Benar juga orang ini, pikir NS.
Maka ia turun dan meminta anaknya menaiki keledai. Mereka kembali
berjalan. Tak lama berjalan, mereka bertemu orang dan langsung
berkomentar, “Hai betapa tidak sopan engkau anak muda. Bagaimana engkau
santai naik keledai dan engkau biarkan ayahmu yang sudah tua berjalan
kaki ? Tidakkah engkau memiliki rasa hormat kepada orang tua?”

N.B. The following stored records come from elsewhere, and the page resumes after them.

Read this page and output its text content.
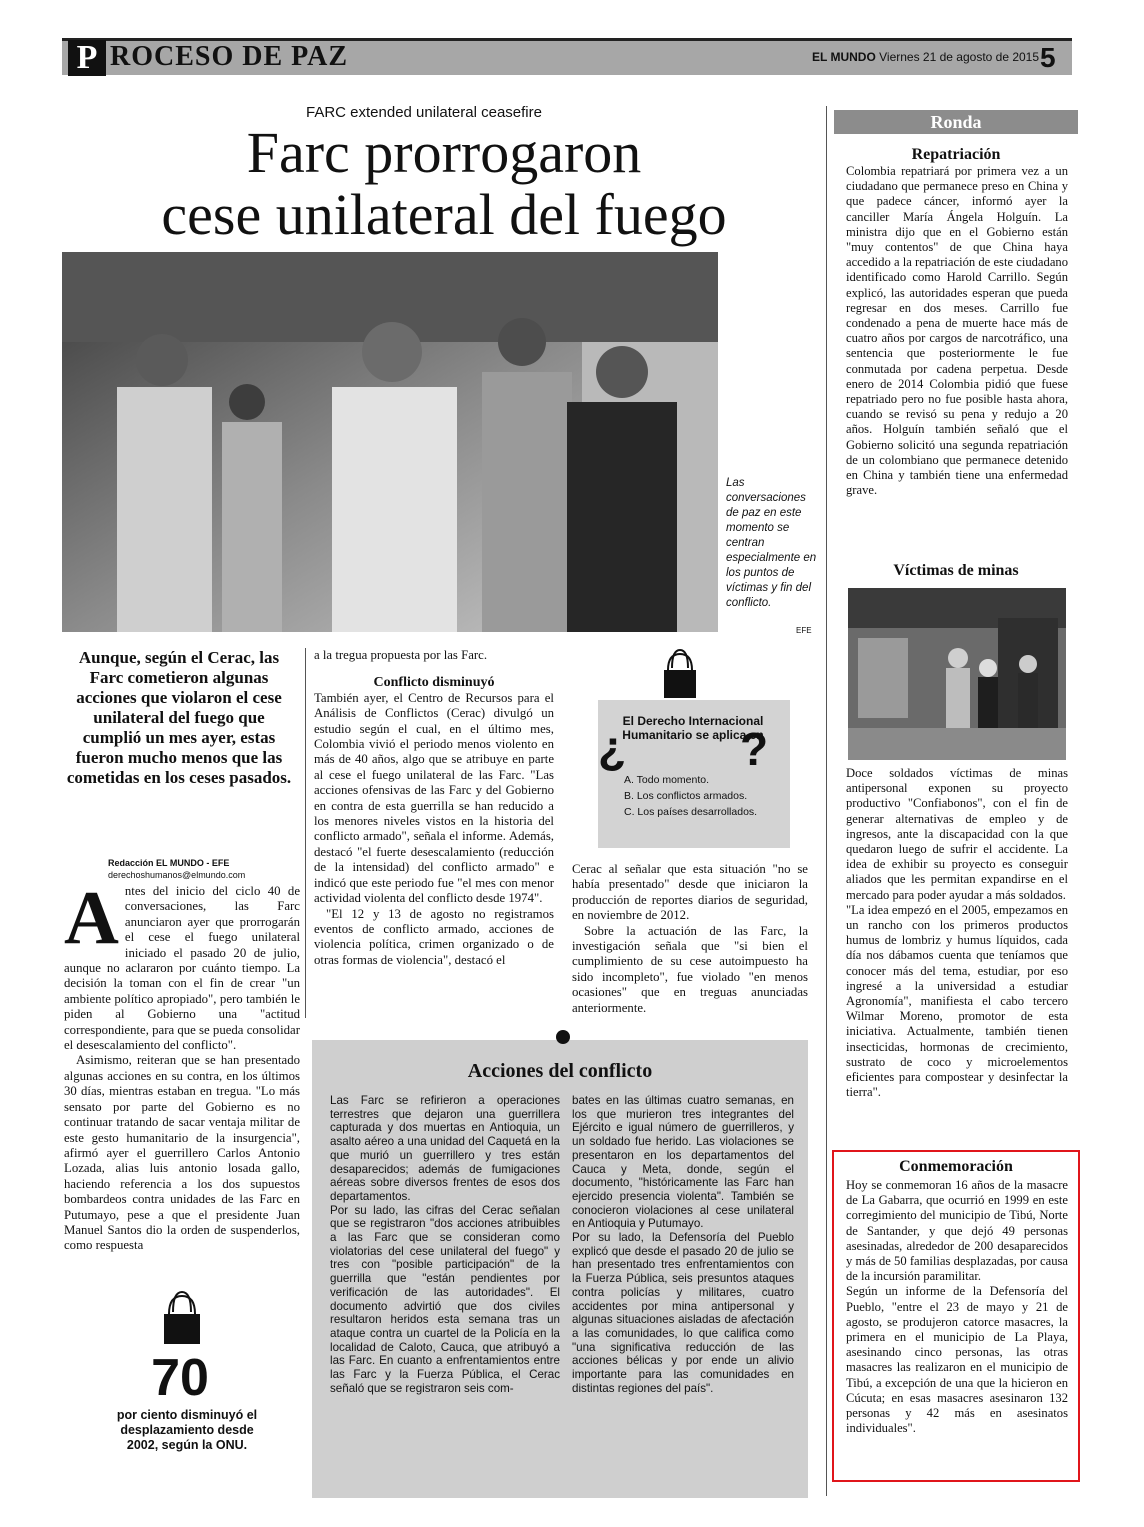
P ROCESO DE PAZ	EL MUNDO Viernes 21 de agosto de 2015 5
FARC extended unilateral ceasefire
Farc prorrogaron
cese unilateral del fuego
Las conversaciones de paz en este momento se centran especialmente en los puntos de víctimas y fin del conflicto.
EFE
Aunque, según el Cerac, las Farc cometieron algunas acciones que violaron el cese unilateral del fuego que cumplió un mes ayer, estas fueron mucho menos que las cometidas en los ceses pasados.
Redacción EL MUNDO - EFE
derechoshumanos@elmundo.com
Antes del inicio del ciclo 40 de conversaciones, las Farc anunciaron ayer que prorrogarán el cese el fuego unilateral iniciado el pasado 20 de julio, aunque no aclararon por cuánto tiempo. La decisión la toman con el fin de crear "un ambiente político apropiado", pero también le piden al Gobierno una "actitud correspondiente, para que se pueda consolidar el desescalamiento del conflicto".
Asimismo, reiteran que se han presentado algunas acciones en su contra, en los últimos 30 días, mientras estaban en tregua. "Lo más sensato por parte del Gobierno es no continuar tratando de sacar ventaja militar de este gesto humanitario de la insurgencia", afirmó ayer el guerrillero Carlos Antonio Lozada, alias luis antonio losada gallo, haciendo referencia a los dos supuestos bombardeos contra unidades de las Farc en Putumayo, pese a que el presidente Juan Manuel Santos dio la orden de suspenderlos, como respuesta
a la tregua propuesta por las Farc.
Conflicto disminuyó
También ayer, el Centro de Recursos para el Análisis de Conflictos (Cerac) divulgó un estudio según el cual, en el último mes, Colombia vivió el periodo menos violento en más de 40 años, algo que se atribuye en parte al cese el fuego unilateral de las Farc. "Las acciones ofensivas de las Farc y del Gobierno en contra de esta guerrilla se han reducido a los menores niveles vistos en la historia del conflicto armado", señala el informe. Además, destacó "el fuerte desescalamiento (reducción de la intensidad) del conflicto armado" e indicó que este periodo fue "el mes con menor actividad violenta del conflicto desde 1974".
"El 12 y 13 de agosto no registramos eventos de conflicto armado, acciones de violencia política, crimen organizado o de otras formas de violencia", destacó el
¿ ?
El Derecho Internacional Humanitario se aplica en
A. Todo momento.
B. Los conflictos armados.
C. Los países desarrollados.
Cerac al señalar que esta situación "no se había presentado" desde que iniciaron la producción de reportes diarios de seguridad, en noviembre de 2012.
Sobre la actuación de las Farc, la investigación señala que "si bien el cumplimiento de su cese autoimpuesto ha sido incompleto", fue violado "en menos ocasiones" que en treguas anunciadas anteriormente.
Acciones del conflicto
Las Farc se refirieron a operaciones terrestres que dejaron una guerrillera capturada y dos muertas en Antioquia, un asalto aéreo a una unidad del Caquetá en la que murió un guerrillero y tres están desaparecidos; además de fumigaciones aéreas sobre diversos frentes de esos dos departamentos.
Por su lado, las cifras del Cerac señalan que se registraron "dos acciones atribuibles a las Farc que se consideran como violatorias del cese unilateral del fuego" y tres con "posible participación" de la guerrilla que "están pendientes por verificación de las autoridades". El documento advirtió que dos civiles resultaron heridos esta semana tras un ataque contra un cuartel de la Policía en la localidad de Caloto, Cauca, que atribuyó a las Farc. En cuanto a enfrentamientos entre las Farc y la Fuerza Pública, el Cerac señaló que se registraron seis com-
bates en las últimas cuatro semanas, en los que murieron tres integrantes del Ejército e igual número de guerrilleros, y un soldado fue herido. Las violaciones se presentaron en los departamentos del Cauca y Meta, donde, según el documento, "históricamente las Farc han ejercido presencia violenta". También se conocieron violaciones al cese unilateral en Antioquia y Putumayo.
Por su lado, la Defensoría del Pueblo explicó que desde el pasado 20 de julio se han presentado tres enfrentamientos con la Fuerza Pública, seis presuntos ataques contra policías y militares, cuatro accidentes por mina antipersonal y algunas situaciones aisladas de afectación a las comunidades, lo que califica como "una significativa reducción de las acciones bélicas y por ende un alivio importante para las comunidades en distintas regiones del país".
70
por ciento disminuyó el desplazamiento desde 2002, según la ONU.
Ronda
Repatriación
Colombia repatriará por primera vez a un ciudadano que permanece preso en China y que padece cáncer, informó ayer la canciller María Ángela Holguín. La ministra dijo que en el Gobierno están "muy contentos" de que China haya accedido a la repatriación de este ciudadano identificado como Harold Carrillo. Según explicó, las autoridades esperan que pueda regresar en dos meses. Carrillo fue condenado a pena de muerte hace más de cuatro años por cargos de narcotráfico, una sentencia que posteriormente le fue conmutada por cadena perpetua. Desde enero de 2014 Colombia pidió que fuese repatriado pero no fue posible hasta ahora, cuando se revisó su pena y redujo a 20 años. Holguín también señaló que el Gobierno solicitó una segunda repatriación de un colombiano que permanece detenido en China y también tiene una enfermedad grave.
Víctimas de minas
Doce soldados víctimas de minas antipersonal exponen su proyecto productivo "Confiabonos", con el fin de generar alternativas de empleo y de ingresos, ante la discapacidad con la que quedaron luego de sufrir el accidente. La idea de exhibir su proyecto es conseguir aliados que les permitan expandirse en el mercado para poder ayudar a más soldados.
"La idea empezó en el 2005, empezamos en un rancho con los primeros productos humus de lombriz y humus líquidos, cada día nos dábamos cuenta que teníamos que conocer más del tema, estudiar, por eso ingresé a la universidad a estudiar Agronomía", manifiesta el cabo tercero Wilmar Moreno, promotor de esta iniciativa. Actualmente, también tienen insecticidas, hormonas de crecimiento, sustrato de coco y microelementos eficientes para compostear y desinfectar la tierra".
Conmemoración
Hoy se conmemoran 16 años de la masacre de La Gabarra, que ocurrió en 1999 en este corregimiento del municipio de Tibú, Norte de Santander, y que dejó 49 personas asesinadas, alrededor de 200 desaparecidos y más de 50 familias desplazadas, por causa de la incursión paramilitar.
Según un informe de la Defensoría del Pueblo, "entre el 23 de mayo y 21 de agosto, se produjeron catorce masacres, la primera en el municipio de La Playa, asesinando cinco personas, las otras masacres las realizaron en el municipio de Tibú, a excepción de una que la hicieron en Cúcuta; en esas masacres asesinaron 132 personas y 42 más en asesinatos individuales".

Ahai, benar pula orang ini, pikir NS. Tapi siapa yang seharusnya naik
keledai ? Tadi naik keledai berdua, ditegur orang. Saat NS yang naik
keledai, ditegur orang. Giliran anaknya yang naik keledai, masih ditegur
orang.
“Kita jalan kaki saja berdua Nak”, kata NS. Maka anaknya turun, dan berdua berjalan kaki sambil menuntun keledai.
Baru sebentar berjalan, seseorang mendekati mereka. “Hai NS, betapa
bodoh dirimu. Memiliki keledai tapi tidak kalian manfaatkan. Apa guna
keledai kalau ternyata kalian berjalan kaki ? Keledai itu kan
tunggangan, kenapa tidak kalian naiki ?”
Benar pula orang ini, pikir NS. Tapi, sekarang harus bagaimana lagi ?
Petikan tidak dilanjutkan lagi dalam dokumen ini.